Digital media, as Zeynep Tüfekçi asserts, enhance the visibility of a cause and can assist the breakdown of pluralistic ignorance, but what is less noticed is how connectivity also supports a sense of camaraderie and community—even a hashtag storm can create a sense of belonging as we have seen in the #OccupyMovement example.
What lies behind memes
Memes can emerge as a counterpoint to mock campaigns as it happened with the recent #BelieveWomen and #BelieveFord movement. After the Brett Kavanaugh Supreme Court confirmation hearings, a post sparked a Twitter trend. According to a New York Times publication, it appeared to suggest that at this point, men have fallen victim to false sexual assault accusations: a mother, who apparently condemned what she considers false sexual assault accusations made by radical feminists, used the hashtag #HimToo, and this is what happens when a twitter goes viral:
Here is a screenshot of the original tweet:
#HimToo has become a way for media users, often conservatives, to express their support for men who they believe have been falsely accused of sexual assault or harassment.
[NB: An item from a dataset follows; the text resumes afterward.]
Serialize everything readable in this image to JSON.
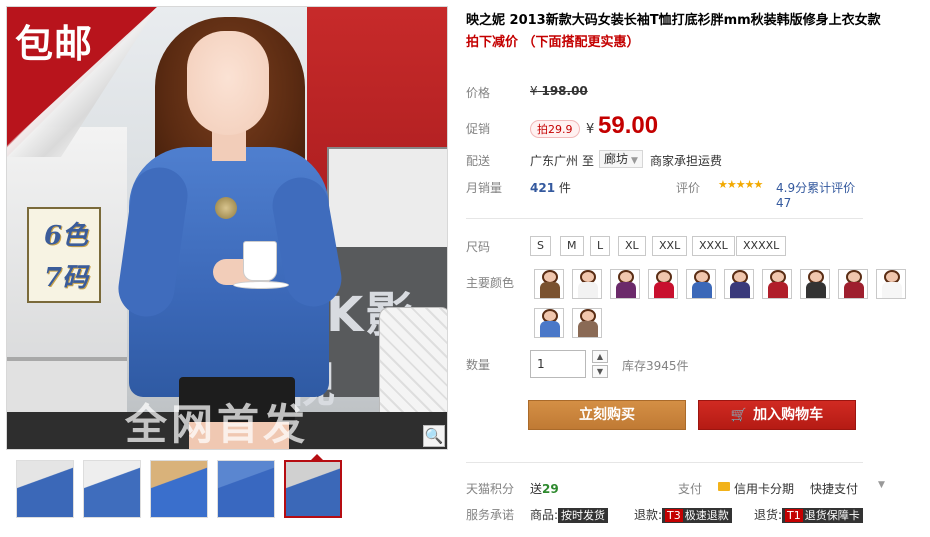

In contrast with this trend, many people posted memes using #HimToo but with a different message:
An ashamed son then Tweeted:
The upshot of all this is that, though I disagree that memes are essential to building a movement, I still insist that they challenge the status quo with humor, giving voice to people and to activists in protests when they want their message to be heard by the masses. Nonetheless, this is just a starting point for a more deepen discussion about social media activism and the limits of humor.